Diwali itself is the main day of a festival that celebrates giving. Millions of lamps are lit across the globe in Hindu homes, to symbolise knowledge. It is a time for reflection and deep thought, a time to understand the actions that will take us from darkness to light.

The lamp itself carries a deeper meaning. We are told that the oil in the lamp represents the cravings, aversions and self-centred behaviour that we must burn away. The wick is the ego, which must be consumed for light to emerge.

And Christmas, celebrated today throughout the world? We all know it marks the birth of Jesus Christ, truly one of the most remarkable beings to have appeared on this planet. Jesus was the personification of love, who reached out to all the dispossessed and disadvantaged of the earth, and who forgave his tormentors even as they crucified him. His message has been the inspiration for a movement that has lasted two millennia and touched billions.

So what is Christmas all about, and what are we commemorating on this day? To writer Sonia Choquette, Christmas is a festival of the human heart. Peace and goodwill to all is Christmas’s clarion call, and many believe it is a time when the vibrations of humanity rise to a new level of consciousness. It is also a time of giving – the giving of joy. For every person creating joy around him or her, there is another person whose pain is lessened.

So they are not so different at all, these three festivals. They speak to the innocent, the generous being inside us who knows the great joy of giving, of being there for the happiness and succour of others.

So why have we debased all three festivals so crudely, good people of Kenya? I wonder how many see these as occasions to have a riotous, inebriated good time, and how many know anything of the words written here? Do we even bother anymore to tell our children that there is more to it all than presents and parties, or is that a battle we lost long ago?

Ramadan is corrupted by many. Even those who claim to fast fastidiously feast ravenously every evening. The true spirit of fasting demanded that practitioners break the fast gently, with no over-indulgence and no extravagance. Otherwise what is the point of it all? If we are unwilling to learn the lesson of restraint, what have we learned beyond mere momentary denial? Neither Ramadan nor Eid is meant to be a time of profligacy – but you only have to observe the consumption of lavish feasts and banquets to know that this is long forgotten.

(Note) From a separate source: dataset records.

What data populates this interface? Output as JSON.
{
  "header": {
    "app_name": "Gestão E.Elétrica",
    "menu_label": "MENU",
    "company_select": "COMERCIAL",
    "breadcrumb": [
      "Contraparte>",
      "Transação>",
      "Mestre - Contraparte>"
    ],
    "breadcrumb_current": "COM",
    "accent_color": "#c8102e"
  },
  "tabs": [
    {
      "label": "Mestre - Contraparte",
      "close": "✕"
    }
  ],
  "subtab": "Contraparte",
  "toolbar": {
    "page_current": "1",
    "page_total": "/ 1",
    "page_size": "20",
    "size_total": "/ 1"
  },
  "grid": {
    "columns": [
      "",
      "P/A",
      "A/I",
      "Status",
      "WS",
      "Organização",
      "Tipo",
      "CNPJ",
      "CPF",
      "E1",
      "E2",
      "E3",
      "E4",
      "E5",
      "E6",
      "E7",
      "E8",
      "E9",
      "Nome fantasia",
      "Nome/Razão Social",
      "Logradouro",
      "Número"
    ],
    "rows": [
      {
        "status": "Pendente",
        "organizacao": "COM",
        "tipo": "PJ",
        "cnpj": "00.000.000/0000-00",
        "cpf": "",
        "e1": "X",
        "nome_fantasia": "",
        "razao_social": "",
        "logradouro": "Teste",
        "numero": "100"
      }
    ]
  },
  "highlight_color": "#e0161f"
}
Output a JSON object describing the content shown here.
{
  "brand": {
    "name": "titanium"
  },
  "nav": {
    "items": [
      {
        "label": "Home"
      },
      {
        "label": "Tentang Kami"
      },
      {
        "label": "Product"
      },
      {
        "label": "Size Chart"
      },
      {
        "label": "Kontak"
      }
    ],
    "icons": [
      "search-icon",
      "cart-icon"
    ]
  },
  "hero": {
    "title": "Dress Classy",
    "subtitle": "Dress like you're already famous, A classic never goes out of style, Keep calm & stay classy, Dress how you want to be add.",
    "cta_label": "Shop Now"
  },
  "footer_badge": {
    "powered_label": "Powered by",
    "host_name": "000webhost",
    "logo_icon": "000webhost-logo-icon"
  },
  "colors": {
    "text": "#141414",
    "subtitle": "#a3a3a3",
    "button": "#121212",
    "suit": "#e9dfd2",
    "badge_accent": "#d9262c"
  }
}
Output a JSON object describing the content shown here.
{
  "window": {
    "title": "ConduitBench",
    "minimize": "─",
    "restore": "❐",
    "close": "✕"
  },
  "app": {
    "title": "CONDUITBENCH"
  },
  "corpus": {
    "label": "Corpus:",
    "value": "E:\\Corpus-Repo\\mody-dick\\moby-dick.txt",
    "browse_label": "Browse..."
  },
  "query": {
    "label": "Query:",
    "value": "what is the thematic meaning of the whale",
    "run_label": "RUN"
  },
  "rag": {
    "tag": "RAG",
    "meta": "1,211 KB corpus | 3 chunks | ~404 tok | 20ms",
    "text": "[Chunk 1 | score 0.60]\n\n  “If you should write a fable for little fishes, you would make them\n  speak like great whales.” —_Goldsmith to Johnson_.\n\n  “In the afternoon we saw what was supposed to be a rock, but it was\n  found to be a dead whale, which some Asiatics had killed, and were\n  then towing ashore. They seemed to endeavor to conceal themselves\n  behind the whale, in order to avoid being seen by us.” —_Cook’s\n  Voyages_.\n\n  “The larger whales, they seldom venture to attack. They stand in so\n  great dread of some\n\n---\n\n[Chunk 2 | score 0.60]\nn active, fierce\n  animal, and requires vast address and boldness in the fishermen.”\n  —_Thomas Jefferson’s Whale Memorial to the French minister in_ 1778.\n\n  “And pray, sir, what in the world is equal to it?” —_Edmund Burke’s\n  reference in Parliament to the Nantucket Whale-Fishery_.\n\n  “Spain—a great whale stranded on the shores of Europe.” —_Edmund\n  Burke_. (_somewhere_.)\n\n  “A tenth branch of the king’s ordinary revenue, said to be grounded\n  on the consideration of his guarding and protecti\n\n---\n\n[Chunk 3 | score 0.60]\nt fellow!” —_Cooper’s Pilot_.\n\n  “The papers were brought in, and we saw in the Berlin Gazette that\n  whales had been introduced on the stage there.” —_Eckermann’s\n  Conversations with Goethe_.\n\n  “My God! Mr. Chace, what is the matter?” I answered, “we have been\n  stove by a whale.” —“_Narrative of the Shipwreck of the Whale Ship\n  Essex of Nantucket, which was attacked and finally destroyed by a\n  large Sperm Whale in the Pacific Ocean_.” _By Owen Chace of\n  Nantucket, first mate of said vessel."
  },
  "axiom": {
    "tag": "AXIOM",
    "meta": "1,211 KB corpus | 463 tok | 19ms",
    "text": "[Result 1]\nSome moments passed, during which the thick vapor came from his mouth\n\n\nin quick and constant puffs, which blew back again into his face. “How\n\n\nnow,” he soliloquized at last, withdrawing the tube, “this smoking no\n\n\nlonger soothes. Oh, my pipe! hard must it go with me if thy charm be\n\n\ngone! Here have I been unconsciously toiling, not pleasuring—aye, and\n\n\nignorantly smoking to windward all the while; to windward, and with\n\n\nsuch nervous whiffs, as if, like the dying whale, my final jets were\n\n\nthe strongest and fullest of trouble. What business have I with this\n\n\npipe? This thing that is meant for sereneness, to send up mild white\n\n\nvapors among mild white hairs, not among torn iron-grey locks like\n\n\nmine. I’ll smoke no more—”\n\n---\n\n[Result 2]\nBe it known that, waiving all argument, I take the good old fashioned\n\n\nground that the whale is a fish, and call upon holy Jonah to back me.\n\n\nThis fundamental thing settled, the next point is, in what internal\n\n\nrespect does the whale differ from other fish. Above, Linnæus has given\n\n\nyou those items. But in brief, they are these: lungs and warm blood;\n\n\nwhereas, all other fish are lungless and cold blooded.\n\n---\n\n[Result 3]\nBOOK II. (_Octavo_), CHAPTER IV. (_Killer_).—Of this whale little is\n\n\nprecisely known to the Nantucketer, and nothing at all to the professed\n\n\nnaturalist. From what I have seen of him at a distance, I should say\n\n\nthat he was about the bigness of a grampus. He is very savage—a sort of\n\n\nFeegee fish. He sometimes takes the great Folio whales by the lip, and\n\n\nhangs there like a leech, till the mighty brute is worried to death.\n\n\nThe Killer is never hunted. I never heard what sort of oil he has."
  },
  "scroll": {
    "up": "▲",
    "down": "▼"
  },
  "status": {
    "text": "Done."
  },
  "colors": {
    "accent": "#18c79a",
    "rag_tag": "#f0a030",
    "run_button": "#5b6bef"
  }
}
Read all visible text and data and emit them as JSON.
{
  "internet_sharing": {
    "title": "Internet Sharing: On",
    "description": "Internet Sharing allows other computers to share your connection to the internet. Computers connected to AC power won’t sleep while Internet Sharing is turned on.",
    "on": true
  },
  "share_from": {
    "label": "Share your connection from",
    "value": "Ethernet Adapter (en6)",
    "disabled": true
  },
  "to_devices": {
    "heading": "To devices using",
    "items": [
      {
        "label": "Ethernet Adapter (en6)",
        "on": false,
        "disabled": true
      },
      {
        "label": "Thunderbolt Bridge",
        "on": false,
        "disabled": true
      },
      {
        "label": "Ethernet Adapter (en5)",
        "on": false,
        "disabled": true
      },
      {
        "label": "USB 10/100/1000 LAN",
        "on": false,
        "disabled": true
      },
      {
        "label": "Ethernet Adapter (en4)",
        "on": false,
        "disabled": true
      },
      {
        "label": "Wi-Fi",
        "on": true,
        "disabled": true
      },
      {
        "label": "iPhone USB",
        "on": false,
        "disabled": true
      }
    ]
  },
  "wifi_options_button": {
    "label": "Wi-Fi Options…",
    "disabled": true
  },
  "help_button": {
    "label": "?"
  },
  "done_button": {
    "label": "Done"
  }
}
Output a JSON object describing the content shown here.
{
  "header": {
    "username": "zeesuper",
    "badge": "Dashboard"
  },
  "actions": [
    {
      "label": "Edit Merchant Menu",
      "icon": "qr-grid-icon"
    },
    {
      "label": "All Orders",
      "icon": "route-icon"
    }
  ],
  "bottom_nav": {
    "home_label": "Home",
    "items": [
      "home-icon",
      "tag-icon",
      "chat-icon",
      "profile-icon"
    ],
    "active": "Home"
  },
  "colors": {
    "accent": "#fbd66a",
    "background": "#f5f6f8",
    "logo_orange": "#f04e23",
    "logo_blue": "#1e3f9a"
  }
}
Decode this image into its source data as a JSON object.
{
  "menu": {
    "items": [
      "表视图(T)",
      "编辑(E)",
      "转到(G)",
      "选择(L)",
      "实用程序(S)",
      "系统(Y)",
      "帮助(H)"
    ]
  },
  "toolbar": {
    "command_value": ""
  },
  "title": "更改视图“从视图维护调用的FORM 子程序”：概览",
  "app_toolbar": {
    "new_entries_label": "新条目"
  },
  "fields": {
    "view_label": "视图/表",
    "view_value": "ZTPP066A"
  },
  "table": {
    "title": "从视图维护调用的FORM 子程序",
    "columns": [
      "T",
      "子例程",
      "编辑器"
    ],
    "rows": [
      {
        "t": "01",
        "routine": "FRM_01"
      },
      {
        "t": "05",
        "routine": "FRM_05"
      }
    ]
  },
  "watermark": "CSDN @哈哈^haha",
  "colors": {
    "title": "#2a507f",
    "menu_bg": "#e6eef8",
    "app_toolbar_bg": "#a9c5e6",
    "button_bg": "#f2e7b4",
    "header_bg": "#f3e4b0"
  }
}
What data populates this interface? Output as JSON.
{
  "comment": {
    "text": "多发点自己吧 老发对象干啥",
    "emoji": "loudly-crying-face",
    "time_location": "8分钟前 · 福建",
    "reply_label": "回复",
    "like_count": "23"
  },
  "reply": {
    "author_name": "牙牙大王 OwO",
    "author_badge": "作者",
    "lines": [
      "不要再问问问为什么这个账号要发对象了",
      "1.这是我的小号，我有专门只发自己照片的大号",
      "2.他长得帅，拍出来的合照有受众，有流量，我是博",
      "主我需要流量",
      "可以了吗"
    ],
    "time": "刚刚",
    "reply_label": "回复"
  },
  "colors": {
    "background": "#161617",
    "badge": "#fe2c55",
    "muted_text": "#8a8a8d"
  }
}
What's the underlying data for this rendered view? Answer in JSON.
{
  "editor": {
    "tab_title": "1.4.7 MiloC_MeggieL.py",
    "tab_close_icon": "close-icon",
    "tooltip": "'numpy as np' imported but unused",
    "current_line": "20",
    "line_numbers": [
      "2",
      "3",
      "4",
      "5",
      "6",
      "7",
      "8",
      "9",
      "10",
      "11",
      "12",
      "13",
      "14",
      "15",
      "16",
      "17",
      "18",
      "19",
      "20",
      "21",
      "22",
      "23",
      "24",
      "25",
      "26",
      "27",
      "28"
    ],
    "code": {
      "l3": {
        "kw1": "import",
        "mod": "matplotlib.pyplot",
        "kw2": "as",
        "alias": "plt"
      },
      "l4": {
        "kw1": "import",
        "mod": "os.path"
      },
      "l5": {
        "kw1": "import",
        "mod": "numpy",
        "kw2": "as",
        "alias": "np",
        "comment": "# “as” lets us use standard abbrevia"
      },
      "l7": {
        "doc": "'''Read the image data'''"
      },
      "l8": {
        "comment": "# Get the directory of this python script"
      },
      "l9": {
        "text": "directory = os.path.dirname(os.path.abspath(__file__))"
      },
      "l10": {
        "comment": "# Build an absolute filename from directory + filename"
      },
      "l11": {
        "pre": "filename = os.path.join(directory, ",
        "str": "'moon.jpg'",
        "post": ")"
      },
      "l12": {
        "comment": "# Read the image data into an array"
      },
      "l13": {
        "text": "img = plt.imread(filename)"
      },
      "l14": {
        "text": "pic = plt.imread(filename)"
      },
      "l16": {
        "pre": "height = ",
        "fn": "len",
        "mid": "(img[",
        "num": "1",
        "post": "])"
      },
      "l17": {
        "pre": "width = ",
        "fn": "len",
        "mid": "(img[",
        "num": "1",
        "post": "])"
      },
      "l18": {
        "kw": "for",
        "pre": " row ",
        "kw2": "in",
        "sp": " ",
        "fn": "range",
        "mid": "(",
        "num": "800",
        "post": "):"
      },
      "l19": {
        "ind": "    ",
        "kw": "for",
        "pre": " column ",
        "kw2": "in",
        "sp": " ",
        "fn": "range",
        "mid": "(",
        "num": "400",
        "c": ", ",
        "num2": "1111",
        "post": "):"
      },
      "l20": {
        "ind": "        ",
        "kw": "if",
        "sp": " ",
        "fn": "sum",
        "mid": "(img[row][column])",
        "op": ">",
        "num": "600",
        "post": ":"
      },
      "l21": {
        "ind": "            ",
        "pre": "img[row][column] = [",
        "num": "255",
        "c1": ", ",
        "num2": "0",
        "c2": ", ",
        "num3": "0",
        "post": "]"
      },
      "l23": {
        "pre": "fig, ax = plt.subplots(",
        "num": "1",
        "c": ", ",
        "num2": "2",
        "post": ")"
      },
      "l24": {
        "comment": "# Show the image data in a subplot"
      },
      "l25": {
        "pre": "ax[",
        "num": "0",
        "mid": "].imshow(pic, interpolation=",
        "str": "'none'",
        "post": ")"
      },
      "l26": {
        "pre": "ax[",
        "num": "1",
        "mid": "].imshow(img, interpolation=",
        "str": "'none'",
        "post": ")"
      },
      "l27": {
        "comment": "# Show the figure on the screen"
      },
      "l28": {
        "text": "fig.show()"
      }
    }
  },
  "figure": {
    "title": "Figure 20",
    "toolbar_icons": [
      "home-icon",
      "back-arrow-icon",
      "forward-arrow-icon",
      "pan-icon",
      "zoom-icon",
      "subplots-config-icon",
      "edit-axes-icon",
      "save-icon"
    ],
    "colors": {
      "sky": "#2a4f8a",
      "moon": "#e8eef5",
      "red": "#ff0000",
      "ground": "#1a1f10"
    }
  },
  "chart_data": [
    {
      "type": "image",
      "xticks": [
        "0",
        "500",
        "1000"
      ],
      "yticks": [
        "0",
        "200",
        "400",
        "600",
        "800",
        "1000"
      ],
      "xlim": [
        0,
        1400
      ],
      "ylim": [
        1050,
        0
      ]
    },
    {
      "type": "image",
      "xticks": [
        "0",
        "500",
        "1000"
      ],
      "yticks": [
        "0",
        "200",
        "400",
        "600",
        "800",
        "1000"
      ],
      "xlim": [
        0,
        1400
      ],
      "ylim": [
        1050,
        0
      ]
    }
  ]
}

Diwali: when did the festival of light become the carnival of loud, ear-splitting explosions? How did we allow the time of giving to become the time of personal indulgence? No egos are being consumed here – just the millions of shillings going up (literally) in smoke to indulge the juvenile passions of the well-off. A time for reflection and deep thought? What, while being deafened by screeching rockets and thunderous bangs?

Christmas? A time to shop till you drop, eat to excess and drink yourself to distraction? A time to debase the higher concept of giving into the low act of exchanging trinkets? A time of indulgence and hedonism – an ironic way to celebrate the life of one whose essence was generosity and care for others.

What makes us abandon the road of higher thought and descend into the alley of gluttony? Partly it is the modern marketing machine, which primes us through incessant messaging to spend and indulge. All the media adverts and shop displays with their fake symbolism are trying to do only one thing – fool us into reaching deep into our wallets instead of our hearts. But let us not blame the purveyors of junk – the problem is with us. We don’t want to acknowledge the deeper message, just eat the turkey and the biryani and jalebi and then descend into sonorous oblivion.

What a shame that is. If even a few more bothered to understand the real riches of Eid, Diwali and Christmas, and endeavoured to put this thinking into practice throughout the year, we would have twice the country we do.

May your holiday season be restful, thoughtful, generous and filled with real joy.